When my wife, Hind, an Arab-born psychologist, came to Syria this year as a Fulbright Scholar to lecture at the University of Damascus and to do research on the world view of young Syrians, I accompanied her as a Roman Catholic, like her, eager to explore the cradle of Christianity. After wandering the safe streets of Syria at all hours of the day and night, we can testify that domestic peacefulness is a Syrian specialty.
The night the pope arrived, my wife and I had dinner in Damascus to watch his arrival on television with the same Syrian Arab Christian family with whom we had observed Good Friday. They belong to the Greek Orthodox Church, which is the largest of Syria’s many Christian sects. (Ninety percent of Syria’s Christians are either Greek Orthodox or, like my wife, Syrian Catholic.) The mother of this family, Rania, her husband, Souheil, a Damascus businessman, and their two sons, Omar, 15, and Fadi, 11, are not bound by the pope, as we are, but are bound, as all Christians are, by the commandments of Jesus to “love God with our whole hearts… and our neighbors as ourselves.”

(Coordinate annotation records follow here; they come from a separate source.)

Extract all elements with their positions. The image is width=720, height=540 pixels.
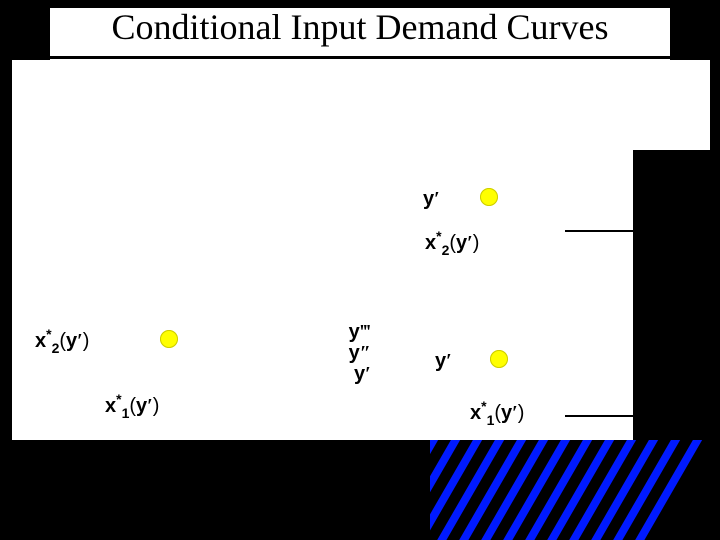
slide: Conditional Input Demand Curves y′ x*2(y…: [0, 0, 720, 540]
label-x2-yprime-right: x*2(y′): [425, 232, 479, 255]
title-underline: [50, 56, 670, 59]
diagonal-stripes: [430, 440, 720, 540]
axis-arrow-top-right: [565, 230, 715, 232]
label-y-stack: y‴ y″ y′: [340, 322, 371, 385]
dot-top-right: [480, 188, 498, 206]
label-y-prime-bottom: y′: [435, 350, 452, 373]
label-x1-yprime-right: x*1(y′): [470, 402, 524, 425]
slide-title: Conditional Input Demand Curves: [50, 8, 670, 60]
dot-left: [160, 330, 178, 348]
panel-left: [12, 292, 338, 440]
label-y-prime-top: y′: [423, 188, 440, 211]
panel-top: [12, 60, 710, 150]
label-x1-yprime-left: x*1(y′): [105, 395, 159, 418]
label-x2-yprime-left: x*2(y′): [35, 330, 89, 353]
dot-bottom-right: [490, 350, 508, 368]
axis-arrow-bottom-right: [565, 415, 715, 417]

“Why is it you Americans always think that Christians and Muslims don’t get along?” Rania asked me. “I’ve lived all my life here. We go to school together, eat in each other’s houses. We just pray differently–but to the same God. Jews, too. The Jewish prophet, Leviticus, said even before Jesus, ‘Thou shalt love thy neighbor as thyself’–but the Zionists say, ‘Unless he’s an Arab’.”
By 6 a.m. the next day we were at the ceremonial mass at Abbasiyin Stadium. What the pope said in his sermon about the early Christians made teenage Omar proud to be a Syrian. “He said we wouldn’t have Roman Catholicism and the Western Church if it weren’t for the people of Syria,” Omar said proudly. On Sunday evening, we watched Muslims with video cameras tape the first time in history that a pope entered a mosque, as warmed by John Paul’s neighborly love as were many Jews the first time a pope entered a synagogue, on John Paul’s visit to a Roman one in 1986.
So what did the pope’s visit mean to Syria and to me? I heard it as a call older than Paul–“love thy neighbor.” Our Syrian friends heard it the same way–but felt that they have not failed in this regard. As an Irish-American, I know what it means to be misrepresented as a violent, unloving people whose ranks are filled with terrorists. A Syrian Muslim physician counseled me: “Rise above it. Fanatic extremists thrive when there is no peace, when there is poverty and injustice. Then every land is ripe for extremists.”